Honduras’ Command and General Staff School stands out in Central America for reinforcing
military training and providing officers the opportunity to obtain university degrees
They generally have separate lives in the air, on land and at sea, but on the
soccer field in Honduras’ Command and General Staff School (ECEM, for its Spanish acronym),
officers from the Honduran Army, Navy and Air Force mingle on the same turf. The afternoon
grew cool on the hills of Ocotal, Honduras, a few kilometers from the center of Tegucigalpa,
when the students of the 24th Command and General Staff Course took a break to devote
themselves to sports. For weeks, they had been training to acquire the skills they will need
once promoted to lieutenant colonel or commander.

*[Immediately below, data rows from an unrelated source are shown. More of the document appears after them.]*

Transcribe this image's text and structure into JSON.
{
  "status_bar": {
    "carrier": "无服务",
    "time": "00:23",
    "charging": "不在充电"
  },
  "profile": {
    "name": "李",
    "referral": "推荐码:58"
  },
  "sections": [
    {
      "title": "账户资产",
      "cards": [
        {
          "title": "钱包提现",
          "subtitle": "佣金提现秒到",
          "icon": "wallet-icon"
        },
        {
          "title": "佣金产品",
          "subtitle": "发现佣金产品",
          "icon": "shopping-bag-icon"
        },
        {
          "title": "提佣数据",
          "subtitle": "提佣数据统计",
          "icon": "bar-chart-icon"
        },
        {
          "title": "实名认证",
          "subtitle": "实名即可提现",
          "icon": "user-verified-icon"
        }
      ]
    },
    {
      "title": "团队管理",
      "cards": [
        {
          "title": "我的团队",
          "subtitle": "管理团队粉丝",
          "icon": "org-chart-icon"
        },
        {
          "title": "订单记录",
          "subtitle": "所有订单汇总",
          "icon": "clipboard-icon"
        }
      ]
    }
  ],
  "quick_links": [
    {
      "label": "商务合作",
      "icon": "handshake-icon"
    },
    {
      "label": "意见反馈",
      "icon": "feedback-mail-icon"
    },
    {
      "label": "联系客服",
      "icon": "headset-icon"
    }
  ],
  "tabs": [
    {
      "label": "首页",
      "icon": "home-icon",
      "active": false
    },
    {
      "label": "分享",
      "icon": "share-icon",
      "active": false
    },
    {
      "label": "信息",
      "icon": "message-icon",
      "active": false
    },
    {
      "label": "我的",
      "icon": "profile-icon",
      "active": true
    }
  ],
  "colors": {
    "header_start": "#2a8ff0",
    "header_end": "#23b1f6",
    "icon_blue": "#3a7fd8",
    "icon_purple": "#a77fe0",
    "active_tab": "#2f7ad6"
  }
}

Since the school’s founding in 1981, nearly a thousand officers have graduated from
this center of military instruction. Although the ECEM continues to consolidate Honduran
officers’ training for unit command and general staff functions, Infantry Colonel Víctor
Manuel Núñez Durán, the school’s director, explained that the academic program has been
modified over time to respond to ever-changing security threats in the isthmus. “Before, the
conflicts we had were conventional, but as problems like terrorism, drug trafficking, and
organized crime have risen, we’ve been adjusting all aspects of our doctrine and
incorporating other topics of study, without neglecting our task, which is national
defense,” he commented.
The school offers two different courses simultaneously: the Command and General
Staff Course (CCEM) and the Higher Military Studies Course (CAEM). The CCEM is an 18-month
mandatory course for majors or lieutenant commanders who seek to move up in their careers.
The CAEM, however, is a privilege exclusively for those who distinguish themselves
as lieutenant colonels or commanders; only the top 10 course applicants and the top five of
the previous CCEM class are chosen to attend the 37-week course. Other requirements include
an impeccable military record as well as optimal physical and psychological conditions.
Commander Héctor Tercero López, one of the CAEM students, told Diálogo that the
dynamic and hands-on nature of the course keeps them highly motivated. He explained that
since the Honduran Constitution stipulates the Army’s participation in peace, humanitarian
aid, and rescue missions, students not only receive theoretical training on these topics,
but are also assigned practice scenarios to plan to support Hondurans or other nations’
people in the event of a disaster.
During their time at the school, the officers also have the opportunity to earn a
diploma in military education and pedagogy taught by academics from Honduras’ Defense
University, and a master’s degree in business administration from the National Autonomous
University. This, the director emphasized, is something that differentiates ECEM from other
schools of its kind in Central America.
Beyond Honduras
Although ECEM is located at the top of a hill in a beautiful rural area of the
Honduran capital, its vision reaches beyond the country’s borders. Recently, academics from
the Center for Hemispheric Defense Studies, under the umbrella of the U.S. National Defense
University, visited ECEM classrooms to offer a three-day workshop on gangs and drug
trafficking. “We have firsthand experience with this issue; they own the technology to
create simulation scenarios that motivate discussion and the search for solutions,” said
Infantry Lieutenant Colonel Mario Bueso Caballero, head of ECEM’s academic department.
Another key subject for future graduates in their missions as high-ranking Army
officers is international humanitarian law and human rights. According to Col. Núñez Durán,
teaching respect for these principles is essential to reinforce the moral, ethical and
professional guidelines that are basic in exercising command and performance at all levels
of the Armed Forces. ECEM students agree that one of the most significant aspects of their
time at the school is the opportunity to get to know colleagues from different branches of
the Armed Forces, something that is achieved through projects to support the local
population as well as afternoon soccer games. “I’ve done all my work in the Air Force, but
here, while we’re training to command the Armed Forces, we share with leaders from other
branches, become friends, and we develop the same mindset,” said Air Force Major Marco Tulio
González Aguilar, a student in the 24th Command and General Staff Course. This is precisely
the spirit of the school’s motto, repeated in each classroom: “To unify action.”